Personal information
- Full name: Neil R. Evans
- Date of birth: 6 February 1947 (age 78)
- Original team(s): University High School Old Boys
- Height: 191 cm (6 ft 3 in)
- Weight: 92 kg (203 lb)
- Position(s): Ruckman

Playing career^{1}
- Years: Club / Games (Goals)
- 1967–1968: Essendon / 12 (7)
- 1969: West Perth / 13 (0)
- 1972–1973: Sandringham / 16 (10)
- Total:  / 41 (17)
- ^{1} Playing statistics correct to the end of 1973.

= Neil Evans (footballer) =

Australian rules footballer

Neil Evans (born 6 February 1947) is a former Australian rules footballer who played with Essendon in the Victorian Football League (VFL).

Evans, who spent his early football years with both Essendon Baptists St John's juniors and University High School Old Boys, played his football as a ruckman.

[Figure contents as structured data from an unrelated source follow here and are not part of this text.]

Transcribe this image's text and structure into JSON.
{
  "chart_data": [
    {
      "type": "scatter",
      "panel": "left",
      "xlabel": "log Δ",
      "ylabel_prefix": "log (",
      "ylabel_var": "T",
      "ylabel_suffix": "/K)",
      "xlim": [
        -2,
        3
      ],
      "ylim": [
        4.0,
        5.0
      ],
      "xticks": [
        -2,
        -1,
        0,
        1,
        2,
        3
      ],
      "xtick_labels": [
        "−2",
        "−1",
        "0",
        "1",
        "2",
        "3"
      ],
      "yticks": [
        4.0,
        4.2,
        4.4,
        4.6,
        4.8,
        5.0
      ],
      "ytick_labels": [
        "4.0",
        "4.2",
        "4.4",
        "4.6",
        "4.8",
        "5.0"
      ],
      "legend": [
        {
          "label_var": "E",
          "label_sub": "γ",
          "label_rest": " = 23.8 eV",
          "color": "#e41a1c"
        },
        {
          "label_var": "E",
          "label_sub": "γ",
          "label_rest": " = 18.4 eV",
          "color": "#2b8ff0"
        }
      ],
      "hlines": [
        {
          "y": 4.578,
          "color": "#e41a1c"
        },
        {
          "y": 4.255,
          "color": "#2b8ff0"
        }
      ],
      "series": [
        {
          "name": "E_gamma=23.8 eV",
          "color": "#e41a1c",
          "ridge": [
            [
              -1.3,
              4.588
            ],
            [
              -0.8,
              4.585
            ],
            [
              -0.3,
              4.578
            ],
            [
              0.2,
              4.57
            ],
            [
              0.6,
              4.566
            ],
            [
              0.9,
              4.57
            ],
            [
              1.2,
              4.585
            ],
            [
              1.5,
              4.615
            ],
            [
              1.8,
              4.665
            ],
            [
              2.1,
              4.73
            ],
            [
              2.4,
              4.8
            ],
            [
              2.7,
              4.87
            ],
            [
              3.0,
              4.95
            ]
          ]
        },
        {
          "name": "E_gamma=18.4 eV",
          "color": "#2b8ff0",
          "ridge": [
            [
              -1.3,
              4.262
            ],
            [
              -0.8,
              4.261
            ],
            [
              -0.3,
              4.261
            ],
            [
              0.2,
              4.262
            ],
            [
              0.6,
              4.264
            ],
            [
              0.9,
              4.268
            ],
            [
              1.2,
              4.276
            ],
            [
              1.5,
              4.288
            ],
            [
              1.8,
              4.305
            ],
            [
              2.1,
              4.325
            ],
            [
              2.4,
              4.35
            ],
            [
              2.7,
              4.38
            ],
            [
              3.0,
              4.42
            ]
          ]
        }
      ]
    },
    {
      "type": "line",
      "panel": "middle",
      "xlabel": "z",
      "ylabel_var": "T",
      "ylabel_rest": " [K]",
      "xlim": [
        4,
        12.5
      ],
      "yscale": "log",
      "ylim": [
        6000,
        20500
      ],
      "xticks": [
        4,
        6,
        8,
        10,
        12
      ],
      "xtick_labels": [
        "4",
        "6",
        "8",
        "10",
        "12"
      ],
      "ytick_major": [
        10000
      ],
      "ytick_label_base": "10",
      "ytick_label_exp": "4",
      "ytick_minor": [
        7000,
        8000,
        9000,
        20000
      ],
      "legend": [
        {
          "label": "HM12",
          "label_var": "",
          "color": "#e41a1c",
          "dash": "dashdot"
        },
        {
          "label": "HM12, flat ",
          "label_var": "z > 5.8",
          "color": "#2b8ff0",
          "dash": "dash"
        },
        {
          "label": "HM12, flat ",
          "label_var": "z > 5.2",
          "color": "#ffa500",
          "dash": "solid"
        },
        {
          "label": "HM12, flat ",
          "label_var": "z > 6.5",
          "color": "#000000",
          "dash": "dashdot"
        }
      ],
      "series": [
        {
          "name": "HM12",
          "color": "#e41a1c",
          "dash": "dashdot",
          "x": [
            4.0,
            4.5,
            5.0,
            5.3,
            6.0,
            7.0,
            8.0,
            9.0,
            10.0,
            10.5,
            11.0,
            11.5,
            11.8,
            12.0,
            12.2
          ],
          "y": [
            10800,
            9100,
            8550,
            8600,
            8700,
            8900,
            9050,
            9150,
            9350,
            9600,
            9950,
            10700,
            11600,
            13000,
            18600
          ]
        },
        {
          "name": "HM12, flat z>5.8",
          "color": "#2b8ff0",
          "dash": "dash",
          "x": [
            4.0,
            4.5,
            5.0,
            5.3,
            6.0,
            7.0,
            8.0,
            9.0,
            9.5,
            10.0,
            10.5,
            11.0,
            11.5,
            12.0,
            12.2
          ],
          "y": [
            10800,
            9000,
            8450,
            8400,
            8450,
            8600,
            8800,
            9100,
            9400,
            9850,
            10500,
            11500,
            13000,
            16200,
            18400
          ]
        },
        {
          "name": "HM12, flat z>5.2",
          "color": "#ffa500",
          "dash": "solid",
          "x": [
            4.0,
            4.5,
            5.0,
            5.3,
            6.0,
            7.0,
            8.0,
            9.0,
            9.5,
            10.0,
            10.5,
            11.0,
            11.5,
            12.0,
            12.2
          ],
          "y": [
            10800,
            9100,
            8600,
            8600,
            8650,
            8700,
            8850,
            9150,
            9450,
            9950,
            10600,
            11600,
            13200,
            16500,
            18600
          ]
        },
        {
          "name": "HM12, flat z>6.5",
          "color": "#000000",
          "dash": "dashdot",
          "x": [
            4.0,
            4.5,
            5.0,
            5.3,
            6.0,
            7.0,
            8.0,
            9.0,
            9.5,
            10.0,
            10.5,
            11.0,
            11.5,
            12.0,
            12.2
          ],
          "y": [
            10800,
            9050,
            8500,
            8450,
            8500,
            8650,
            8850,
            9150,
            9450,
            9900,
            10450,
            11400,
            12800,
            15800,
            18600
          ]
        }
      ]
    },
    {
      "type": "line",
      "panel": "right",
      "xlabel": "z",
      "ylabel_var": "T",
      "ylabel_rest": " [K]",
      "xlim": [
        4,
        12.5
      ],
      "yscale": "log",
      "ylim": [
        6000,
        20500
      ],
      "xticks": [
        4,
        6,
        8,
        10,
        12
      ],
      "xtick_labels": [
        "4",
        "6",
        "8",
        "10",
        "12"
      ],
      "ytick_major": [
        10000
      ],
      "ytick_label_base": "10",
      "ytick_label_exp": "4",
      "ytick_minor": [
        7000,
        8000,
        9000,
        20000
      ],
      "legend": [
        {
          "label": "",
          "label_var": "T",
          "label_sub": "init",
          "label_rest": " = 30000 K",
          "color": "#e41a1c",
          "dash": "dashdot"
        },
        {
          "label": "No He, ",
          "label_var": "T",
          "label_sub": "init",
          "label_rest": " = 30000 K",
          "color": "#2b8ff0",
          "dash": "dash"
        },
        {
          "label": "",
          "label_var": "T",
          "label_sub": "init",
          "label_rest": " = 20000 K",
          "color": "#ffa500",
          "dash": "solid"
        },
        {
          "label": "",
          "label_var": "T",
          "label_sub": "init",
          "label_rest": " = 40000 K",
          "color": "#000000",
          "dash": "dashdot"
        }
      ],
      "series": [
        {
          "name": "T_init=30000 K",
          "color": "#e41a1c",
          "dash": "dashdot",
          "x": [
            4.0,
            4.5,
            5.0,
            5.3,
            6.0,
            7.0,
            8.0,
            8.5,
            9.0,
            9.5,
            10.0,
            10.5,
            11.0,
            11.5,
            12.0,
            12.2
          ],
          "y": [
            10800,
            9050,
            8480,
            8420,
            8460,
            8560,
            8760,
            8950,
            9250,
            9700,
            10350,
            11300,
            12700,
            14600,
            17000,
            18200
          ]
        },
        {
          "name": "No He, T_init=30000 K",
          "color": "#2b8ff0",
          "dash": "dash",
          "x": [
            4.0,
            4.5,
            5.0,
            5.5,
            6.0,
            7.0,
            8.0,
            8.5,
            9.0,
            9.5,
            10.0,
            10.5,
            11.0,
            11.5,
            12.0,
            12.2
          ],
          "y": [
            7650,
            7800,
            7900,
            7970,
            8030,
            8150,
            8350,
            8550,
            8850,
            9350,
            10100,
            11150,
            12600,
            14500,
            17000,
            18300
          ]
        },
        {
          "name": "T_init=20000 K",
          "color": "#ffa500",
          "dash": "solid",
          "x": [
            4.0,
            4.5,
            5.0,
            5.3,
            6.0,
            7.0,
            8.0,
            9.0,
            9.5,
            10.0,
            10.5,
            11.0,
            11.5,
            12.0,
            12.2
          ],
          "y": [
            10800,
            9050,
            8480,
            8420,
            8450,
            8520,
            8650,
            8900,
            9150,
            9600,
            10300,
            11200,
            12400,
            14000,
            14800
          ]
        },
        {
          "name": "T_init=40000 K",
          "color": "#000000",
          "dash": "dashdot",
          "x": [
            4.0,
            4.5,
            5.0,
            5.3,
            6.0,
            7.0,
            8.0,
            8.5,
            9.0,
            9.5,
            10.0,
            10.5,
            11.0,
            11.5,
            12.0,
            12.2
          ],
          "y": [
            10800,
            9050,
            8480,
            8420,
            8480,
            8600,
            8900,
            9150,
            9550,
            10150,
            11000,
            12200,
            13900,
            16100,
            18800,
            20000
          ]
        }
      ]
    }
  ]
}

After playing 10 games with Essendon in 1967, Evans was kept out of the side for most of the 1968 season with a hamstring injury. His first game of the year was a preliminary final and a week later he appeared in the 1968 VFL Grand Final, which Essendon lost to Carlton by just three points.

After coming close in 1968, Evans was a member of a premiership team in 1969, with West Perth in the West Australian National Football League. It was his only season at West Perth, a club that his elder brother and future AFL chairman Ron Evans played for earlier in the decade. He finished his career with two seasons at Sandringham in the Victorian Football Association.